Summer Fun!! Four steps to teach your kids about taxing. Not relaxing.

Little Joey grew up to be someone that enjoyed summer because he never bounced a check.

Little Joey grew up to be someone that enjoyed summer because he never bounced a check.

The title of this article may sound like a bit of a buzz-kill. While every other business in the country pushes "Summertime Savings" and other marketing ploys to keep you spending, spending, spending until Christmas season, we'd like to offer something practical that may actually help your kids learn financial responsibility. It's not exactly a box of sparklers, but you get the idea.

Our tax system is complicated. It is difficult for most adults to understand. Now try explaining to your kids what a tax is, how to budget for it, or how to submit all the right paperwork to get a refund or pay in. Do you feel a headache coming on?

Bill Murray, legendary actor and comedian, said; "The best way to teach your kids about taxes is by taking 30% of their ice-cream." Start there and then follow these four steps. 


The first thing you should do is discuss with your child what exactly taxes are and what they are used for. In general the younger they are, the simpler you should keep the details.

Thus, with a child below high school, the conversation could be as simple as taxes are what you pay into the government to help pay for services for the entire country, state or town. 

The older they become, the more you can add in examples of what the money may go for such as roads, schools, and the military. You can also introduce other types of taxes such as sales tax and property tax.


The next step would be to start introducing them to the concept by taking taxes out of their allowances.

It is a great way to have them understand that when they hit the "real world" that they will not get the full amount of their salary or hourly wage.  Instead, a percentage will go to the government.

You get to play the role of government here, so you should set out specifically what that money will go for, so they understand the role of taxes.  You could use things like paying utilities, toilet paper purchases or car maintenance.  The goal is to pick something that costs money and is used for the good of everyone in the house.


The older your child becomes you will want to have them learn how to budget with taxes in mind.

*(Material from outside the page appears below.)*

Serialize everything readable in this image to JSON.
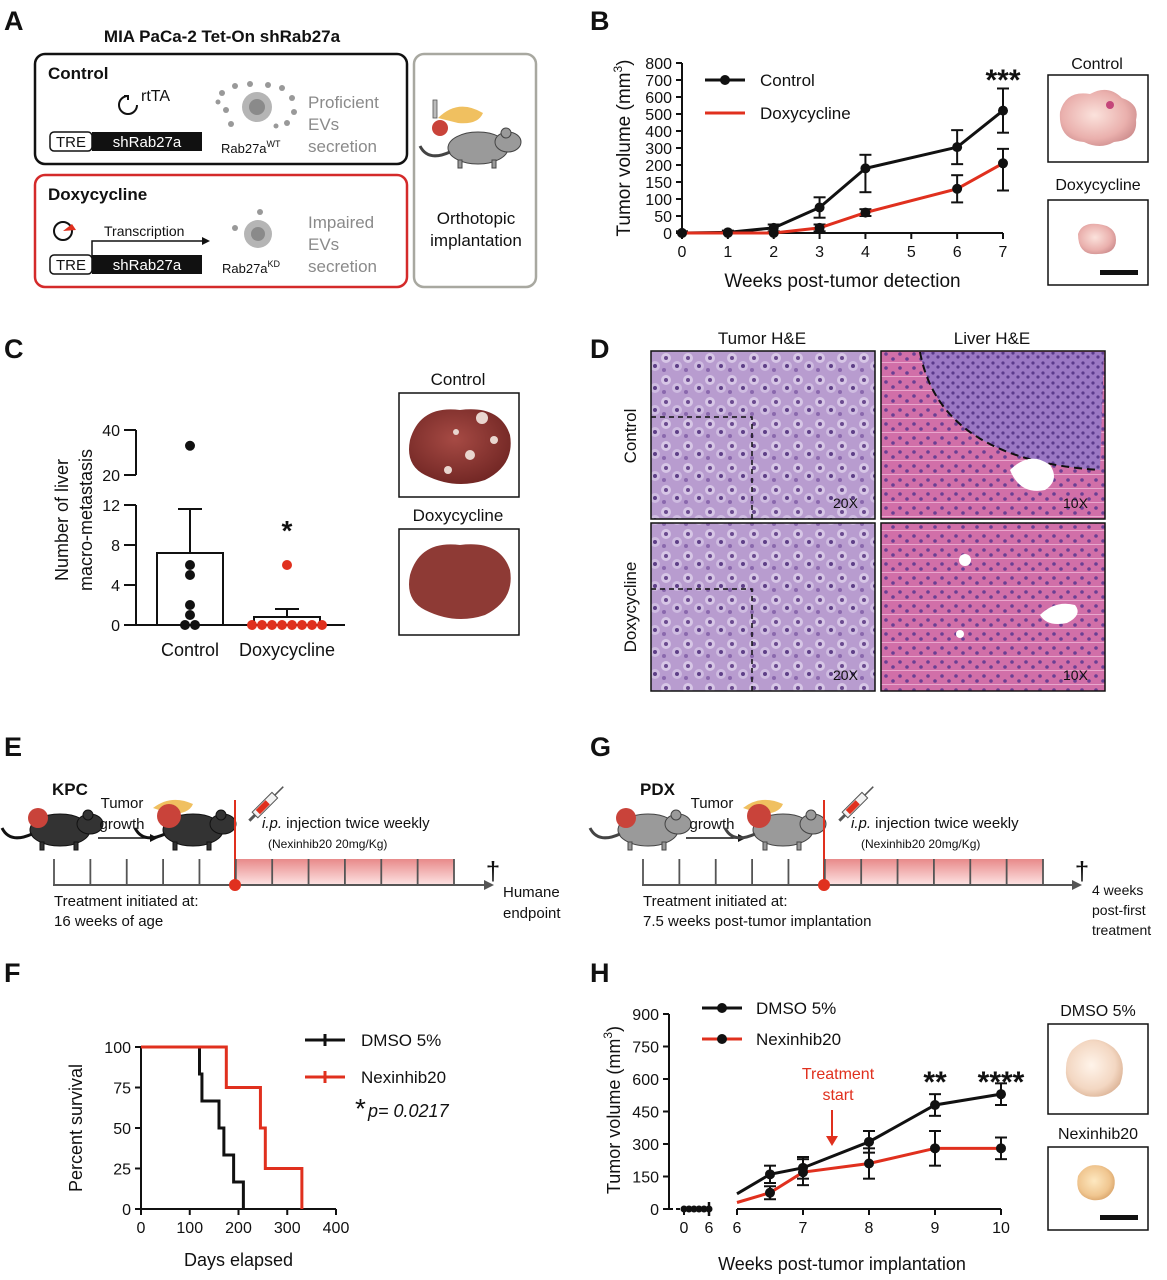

If your child has a job, they can begin to learn how to budget and have this be an expense that they plan for.

If they don't have a job, but you are practicing with their allowance like we discussed above, then you can also begin to have them build it into a budget, but try and keep it simple with just one line item.

The younger your child is, the harder this one becomes to manage, without them becoming confused in the process.  So try to save it this step for the kids that are sixth grade and higher.

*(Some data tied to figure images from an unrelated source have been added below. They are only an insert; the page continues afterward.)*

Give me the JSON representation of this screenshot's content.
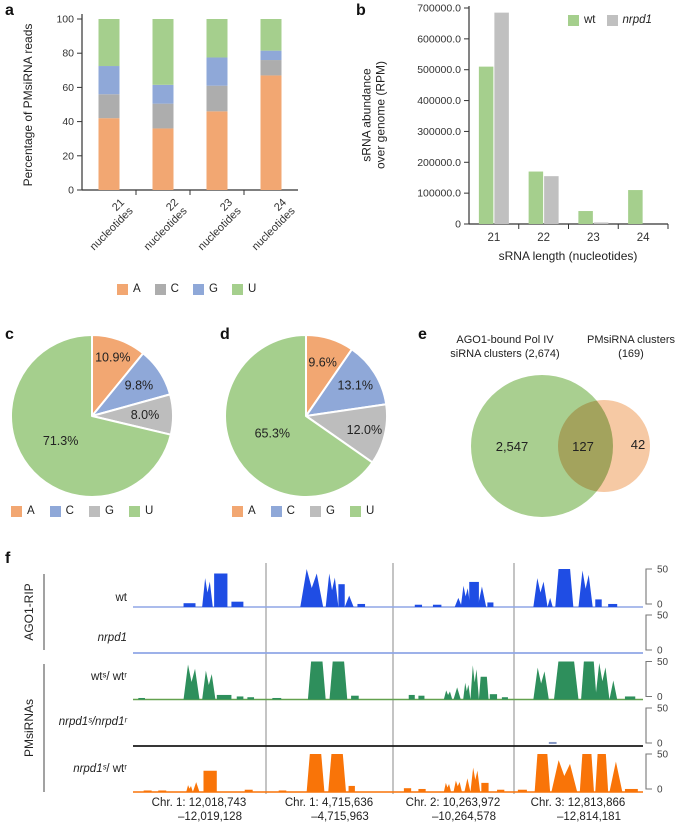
{
  "panel_letters": [
    "a",
    "b",
    "c",
    "d",
    "e",
    "f"
  ],
  "colors": {
    "pastel_orange": "#f2a772",
    "pastel_gray": "#adadad",
    "pastel_blue": "#8fa8d8",
    "pastel_green": "#a5cf8d",
    "track_blue": "#1f4de4",
    "track_blue_baseline": "#8fa6e6",
    "track_green": "#2e8f5c",
    "track_orange": "#f97408",
    "venn_green": "#a9cf90",
    "venn_peach": "#f6c9a4"
  },
  "chart_data": [
    {
      "id": "a",
      "type": "bar",
      "subtype": "stacked",
      "ylabel": "Percentage of PMsiRNA reads",
      "categories": [
        "21 nucleotides",
        "22 nucleotides",
        "23 nucleotides",
        "24 nucleotides"
      ],
      "ylim": [
        0,
        100
      ],
      "yticks": [
        0,
        20,
        40,
        60,
        80,
        100
      ],
      "series": [
        {
          "name": "A",
          "color": "#f2a772",
          "values": [
            42,
            36,
            46,
            67
          ]
        },
        {
          "name": "C",
          "color": "#adadad",
          "values": [
            14,
            14.5,
            15,
            9
          ]
        },
        {
          "name": "G",
          "color": "#8fa8d8",
          "values": [
            16.5,
            11,
            16.5,
            5.5
          ]
        },
        {
          "name": "U",
          "color": "#a5cf8d",
          "values": [
            27.5,
            38.5,
            22.5,
            18.5
          ]
        }
      ]
    },
    {
      "id": "b",
      "type": "bar",
      "subtype": "grouped",
      "ylabel_lines": [
        "sRNA abundance",
        "over genome (RPM)"
      ],
      "xlabel": "sRNA length (nucleotides)",
      "categories": [
        "21",
        "22",
        "23",
        "24"
      ],
      "ylim": [
        0,
        700000
      ],
      "ytick_values": [
        0,
        100000,
        200000,
        300000,
        400000,
        500000,
        600000,
        700000
      ],
      "ytick_labels": [
        "0",
        "100000.0",
        "200000.0",
        "300000.0",
        "400000.0",
        "500000.0",
        "600000.0",
        "700000.0"
      ],
      "series": [
        {
          "name": "wt",
          "italic": false,
          "color": "#a5cf8d",
          "values": [
            510000,
            170000,
            42000,
            110000
          ]
        },
        {
          "name": "nrpd1",
          "italic": true,
          "color": "#c0c0c0",
          "values": [
            685000,
            155000,
            5000,
            0
          ]
        }
      ]
    },
    {
      "id": "c",
      "type": "pie",
      "slices": [
        {
          "label": "A",
          "pct": 10.9,
          "text": "10.9%",
          "color": "#f2a772",
          "label_r": 62
        },
        {
          "label": "C",
          "pct": 9.8,
          "text": "9.8%",
          "color": "#8fa8d8",
          "label_r": 56
        },
        {
          "label": "G",
          "pct": 8.0,
          "text": "8.0%",
          "color": "#bdbdbd",
          "label_r": 53
        },
        {
          "label": "U",
          "pct": 71.3,
          "text": "71.3%",
          "color": "#a5cf8d",
          "label_r": 40
        }
      ]
    },
    {
      "id": "d",
      "type": "pie",
      "slices": [
        {
          "label": "A",
          "pct": 9.6,
          "text": "9.6%",
          "color": "#f2a772",
          "label_r": 56
        },
        {
          "label": "C",
          "pct": 13.1,
          "text": "13.1%",
          "color": "#8fa8d8",
          "label_r": 58
        },
        {
          "label": "G",
          "pct": 12.0,
          "text": "12.0%",
          "color": "#bdbdbd",
          "label_r": 60
        },
        {
          "label": "U",
          "pct": 65.3,
          "text": "65.3%",
          "color": "#a5cf8d",
          "label_r": 38
        }
      ]
    },
    {
      "id": "e",
      "type": "venn",
      "set1": {
        "title_lines": [
          "AGO1-bound Pol IV",
          "siRNA clusters (2,674)"
        ],
        "only": "2,547",
        "color": "#a9cf90"
      },
      "set2": {
        "title_lines": [
          "PMsiRNA clusters",
          "(169)"
        ],
        "only": "42",
        "color": "#f6c9a4"
      },
      "overlap": "127"
    },
    {
      "id": "f",
      "type": "area",
      "subtype": "genome_tracks",
      "ylim": [
        0,
        50
      ],
      "yticks": [
        "50",
        "0"
      ],
      "group_labels": [
        "AGO1-RIP",
        "PMsiRNAs"
      ],
      "regions": [
        {
          "line1": "Chr. 1: 12,018,743",
          "line2": "–12,019,128"
        },
        {
          "line1": "Chr. 1: 4,715,636",
          "line2": "–4,715,963"
        },
        {
          "line1": "Chr. 2: 10,263,972",
          "line2": "–10,264,578"
        },
        {
          "line1": "Chr. 3: 12,813,866",
          "line2": "–12,814,181"
        }
      ],
      "tracks": [
        {
          "id": "ago1-wt",
          "group": 0,
          "label_parts": [
            {
              "t": "wt",
              "i": false
            }
          ],
          "color": "#1f4de4",
          "baseline_color": "#8fa6e6",
          "profiles": [
            [
              [
                0.38,
                0.47,
                5,
                "r"
              ],
              [
                0.52,
                0.6,
                38,
                "s"
              ],
              [
                0.61,
                0.71,
                44,
                "r"
              ],
              [
                0.74,
                0.83,
                7,
                "r"
              ]
            ],
            [
              [
                0.27,
                0.45,
                50,
                "s"
              ],
              [
                0.47,
                0.57,
                44,
                "s"
              ],
              [
                0.57,
                0.62,
                30,
                "r"
              ],
              [
                0.62,
                0.69,
                15,
                "t"
              ],
              [
                0.72,
                0.78,
                4,
                "r"
              ]
            ],
            [
              [
                0.18,
                0.24,
                3,
                "r"
              ],
              [
                0.33,
                0.4,
                3,
                "r"
              ],
              [
                0.51,
                0.57,
                12,
                "t"
              ],
              [
                0.56,
                0.64,
                28,
                "s"
              ],
              [
                0.63,
                0.71,
                33,
                "r"
              ],
              [
                0.7,
                0.77,
                27,
                "t"
              ],
              [
                0.78,
                0.83,
                6,
                "r"
              ]
            ],
            [
              [
                0.15,
                0.26,
                38,
                "s"
              ],
              [
                0.26,
                0.3,
                12,
                "t"
              ],
              [
                0.32,
                0.46,
                50,
                "p"
              ],
              [
                0.5,
                0.61,
                48,
                "s"
              ],
              [
                0.63,
                0.68,
                10,
                "r"
              ],
              [
                0.73,
                0.8,
                4,
                "r"
              ]
            ]
          ]
        },
        {
          "id": "ago1-nrpd1",
          "group": 0,
          "label_parts": [
            {
              "t": "nrpd1",
              "i": true
            }
          ],
          "color": "#1f4de4",
          "baseline_color": "#8fa6e6",
          "profiles": [
            [],
            [],
            [],
            []
          ]
        },
        {
          "id": "pm-wts-wtr",
          "group": 1,
          "label_parts": [
            {
              "t": "wtˢ/ wtʳ",
              "i": false
            }
          ],
          "color": "#2e8f5c",
          "baseline_color": "#63a14f",
          "profiles": [
            [
              [
                0.04,
                0.09,
                2,
                "r"
              ],
              [
                0.38,
                0.5,
                46,
                "s"
              ],
              [
                0.52,
                0.62,
                38,
                "s"
              ],
              [
                0.63,
                0.74,
                6,
                "r"
              ],
              [
                0.78,
                0.83,
                4,
                "r"
              ],
              [
                0.86,
                0.91,
                3,
                "r"
              ]
            ],
            [
              [
                0.05,
                0.12,
                2,
                "r"
              ],
              [
                0.33,
                0.47,
                50,
                "p"
              ],
              [
                0.5,
                0.64,
                50,
                "p"
              ],
              [
                0.67,
                0.73,
                5,
                "r"
              ]
            ],
            [
              [
                0.13,
                0.18,
                6,
                "r"
              ],
              [
                0.21,
                0.26,
                5,
                "r"
              ],
              [
                0.42,
                0.49,
                12,
                "s"
              ],
              [
                0.5,
                0.56,
                16,
                "t"
              ],
              [
                0.58,
                0.64,
                22,
                "s"
              ],
              [
                0.64,
                0.71,
                45,
                "s"
              ],
              [
                0.71,
                0.79,
                30,
                "p"
              ],
              [
                0.8,
                0.86,
                7,
                "r"
              ],
              [
                0.9,
                0.95,
                3,
                "r"
              ]
            ],
            [
              [
                0.15,
                0.27,
                42,
                "s"
              ],
              [
                0.31,
                0.5,
                50,
                "p"
              ],
              [
                0.52,
                0.64,
                50,
                "p"
              ],
              [
                0.63,
                0.74,
                48,
                "s"
              ],
              [
                0.74,
                0.8,
                25,
                "t"
              ],
              [
                0.86,
                0.94,
                4,
                "r"
              ]
            ]
          ]
        },
        {
          "id": "pm-nrpd1s-nrpd1r",
          "group": 1,
          "label_parts": [
            {
              "t": "nrpd1ˢ/nrpd1ʳ",
              "i": true
            }
          ],
          "color": "#8496c2",
          "baseline_color": "#1a1a1a",
          "profiles": [
            [],
            [],
            [],
            [
              [
                0.27,
                0.33,
                4,
                "d"
              ]
            ]
          ]
        },
        {
          "id": "pm-nrpd1s-wtr",
          "group": 1,
          "label_parts": [
            {
              "t": "nrpd1ˢ",
              "i": true
            },
            {
              "t": "/ wtʳ",
              "i": false
            }
          ],
          "color": "#f97408",
          "baseline_color": "#f97408",
          "profiles": [
            [
              [
                0.08,
                0.14,
                2,
                "r"
              ],
              [
                0.19,
                0.25,
                2,
                "r"
              ],
              [
                0.4,
                0.45,
                9,
                "s"
              ],
              [
                0.45,
                0.5,
                13,
                "t"
              ],
              [
                0.53,
                0.63,
                28,
                "r"
              ],
              [
                0.84,
                0.9,
                3,
                "r"
              ]
            ],
            [
              [
                0.1,
                0.16,
                2,
                "r"
              ],
              [
                0.32,
                0.46,
                50,
                "p"
              ],
              [
                0.49,
                0.63,
                50,
                "p"
              ],
              [
                0.65,
                0.7,
                8,
                "r"
              ]
            ],
            [
              [
                0.09,
                0.15,
                5,
                "r"
              ],
              [
                0.21,
                0.27,
                4,
                "r"
              ],
              [
                0.42,
                0.48,
                12,
                "s"
              ],
              [
                0.5,
                0.57,
                15,
                "s"
              ],
              [
                0.59,
                0.64,
                18,
                "t"
              ],
              [
                0.64,
                0.72,
                32,
                "s"
              ],
              [
                0.73,
                0.79,
                12,
                "r"
              ],
              [
                0.86,
                0.92,
                3,
                "r"
              ]
            ],
            [
              [
                0.03,
                0.1,
                3,
                "r"
              ],
              [
                0.16,
                0.28,
                50,
                "p"
              ],
              [
                0.29,
                0.49,
                42,
                "s"
              ],
              [
                0.51,
                0.62,
                50,
                "p"
              ],
              [
                0.63,
                0.73,
                50,
                "p"
              ],
              [
                0.74,
                0.84,
                40,
                "t"
              ],
              [
                0.86,
                0.96,
                4,
                "r"
              ]
            ]
          ]
        }
      ]
    }
  ]
}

Finally, once your children do get a job, if they make enough and have taxes taken out, they will want to file a tax return.

It is the point where you get to explain the process of getting your W2, filing the right paperwork and submitting it to the government.  You can use this time to review how taxes are actually calculated and get into more of the details such as deductions.

It is where it can get confusing, so try and ease into what you are teaching.  Maybe you add a few more concepts each year, or once they fill out their first return, you can then review more once a quarter to keep it fresh in their mind.

By helping your child understand taxes (and finances in general) early on, they won't get the surprise of their life when they open up their first paycheck. Financial responsibility doesn't come with seasons. Don't let our consumer-addicted society fool you into thinking you deserve a break from it. The IRS and debt collectors thrive in the warmer months too. Our suggestion is to teach your kids how to swim, how to earn, how to budget, and how to eat an orange push-up before they melt... in that order.